Cannabis comestible: apprendre à le cuisiner, à défaut de pouvoir en acheter

Par Pierre-Olivier Girard
Cannabis comestible: apprendre à le cuisiner, à défaut de pouvoir en acheter
Véronique Lettre offre des ateliers de cuisine à base de cannabis, autant pour la consommation médicinale que récréative. (Photo : Depositphotos)

CANNABIS. Alors que les produits comestibles à base de cannabis sont devenus légaux au Canada le 17 octobre dernier, à l’exception du Québec, une résidente de la région propose aux citoyens de faire eux-mêmes leurs propres recettes.

Véronique Lettre offre depuis un certain temps ses trucs et astuces pour incorporer le cannabis dans des plats faits maison, notamment sur la plateforme d’information finefleur.ca. Pour ce faire, elle apprend aux intéressés comment fabriquer du beurre et de l’huile au cannabis, qui peuvent ensuite être utilisés comme ingrédient de base de toute recette.

Au cours des dernières semaines, elle a même offert un atelier sur le sujet au supermarché IGA Gazaille de Magog. «C’était le deuxième cours que je donnais et d’autres sont prévus prochainement. Il y a vraiment un intérêt, autant pour un usage médicinal que récréatif. Et le profil des participants est très disparate. Il y a des jeunes, des vieux, des hommes et des femmes, qui sont tous là pour des raisons différentes, mais avec le même but: apprendre à cuisiner le cannabis», raconte-t-elle.

Même si elle tire indirectement profit du fait que la vente de cannabis comestible demeure interdite au Québec, Véronique Lettre est loin de saluer la décision du gouvernement provincial. Selon elle, cette orientation est tout, sauf sensée. «Je trouve que c’est très infantilisant pour les Québécois, comme si l’on n’était pas assez intelligent pour protéger nos enfants et faire les bons choix», déplore-t-elle.

«D’autant plus que l’interdit est toujours plus attrayant pour les jeunes, poursuit la principale intéressée.

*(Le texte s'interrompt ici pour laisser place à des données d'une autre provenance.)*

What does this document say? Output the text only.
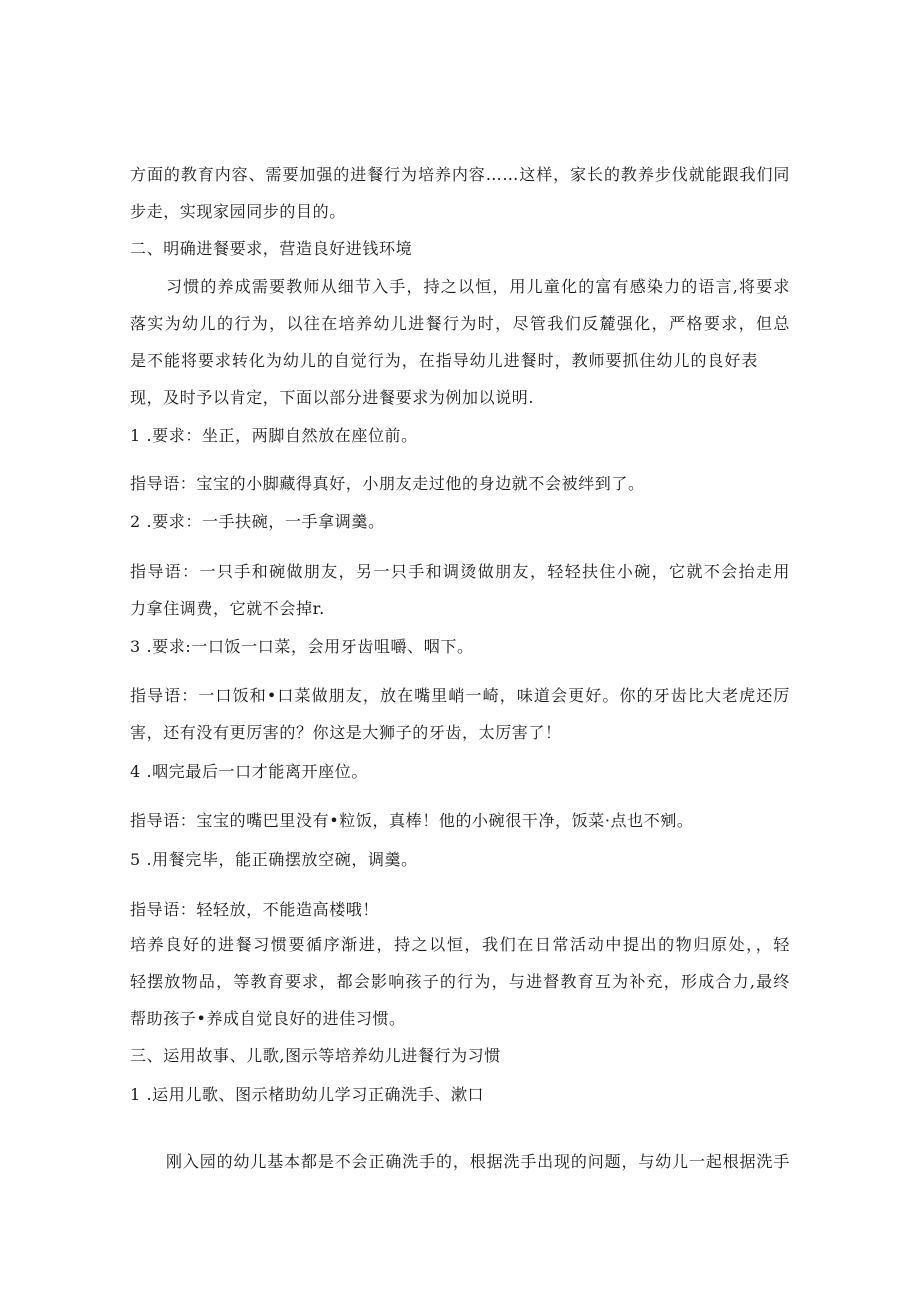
方面的教育内容、需要加强的进餐行为培养内容……这样，家长的教养步伐就能跟我们同
步走，实现家园同步的目的。
二、明确进餐要求，营造良好进钱环境
习惯的养成需要教师从细节入手，持之以恒，用儿童化的富有感染力的语言,将要求
落实为幼儿的行为，以往在培养幼儿进餐行为时，尽管我们反麓强化，严格要求，但总
是不能将要求转化为幼儿的自觉行为，在指导幼儿进餐时，教师要抓住幼儿的良好表
现，及时予以肯定，下面以部分进餐要求为例加以说明.
1 .要求：坐正，两脚自然放在座位前。
指导语：宝宝的小脚藏得真好，小朋友走过他的身边就不会被绊到了。
2 .要求：一手扶碗，一手拿调羹。
指导语：一只手和碗做朋友，另一只手和调烫做朋友，轻轻扶住小碗，它就不会抬走用
力拿住调费，它就不会掉r.
3 .要求:一口饭一口菜，会用牙齿咀嚼、咽下。
指导语：一口饭和•口菜做朋友，放在嘴里峭一崎，味道会更好。你的牙齿比大老虎还厉
害，还有没有更厉害的？你这是大狮子的牙齿，太厉害了！
4 .咽完最后一口才能离开座位。
指导语：宝宝的嘴巴里没有•粒饭，真棒！他的小碗很干净，饭菜·点也不剜。
5 .用餐完毕，能正确摆放空碗，调羹。
指导语：轻轻放，不能造高楼哦！
培养良好的进餐习惯要循序渐进，持之以恒，我们在日常活动中提出的物归原处，，轻
轻摆放物品，等教育要求，都会影响孩子的行为，与进督教育互为补充，形成合力,最终
帮助孩子•养成自觉良好的进佳习惯。
三、运用故事、儿歌,图示等培养幼儿进餐行为习惯
1 .运用儿歌、图示楮助幼儿学习正确洗手、漱口
刚入园的幼儿基本都是不会正确洗手的，根据洗手出现的问题，与幼儿一起根据洗手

Et puisque c’est légal partout au Canada, il leur très facile de s’en procurer sur Internet. Au lieu de miser sur l’interdiction, il aurait été préférable de légaliser en éduquant et en sensibilisant la population.»

 

1000 patients traités au cannabis

Propriétaire de la clinique Nature Médic de Magog, qui mise sur le cannabis pour traiter les patients, Véronique Lettre est bien placée pour connaître les bienfaits de cette plante. D’autant plus qu’elle y a eu recours durant plusieurs années pour soulager ses douleurs liées à des cancers du sein et du cerveau.

«Il y a des gens qui se déplacent de l’Abitibi ou encore de la Gaspésie pour nous consulter, car les résultats sont concluants. En moins de deux ans, on a déjà atteint les 1000 patients, se réjouit-elle. Nous avons 12 médecins qui peuvent prescrire du cannabis médicinal un peu partout au Québec et on continue de travailler pour prendre de l’expansion, car les besoins sont grands.»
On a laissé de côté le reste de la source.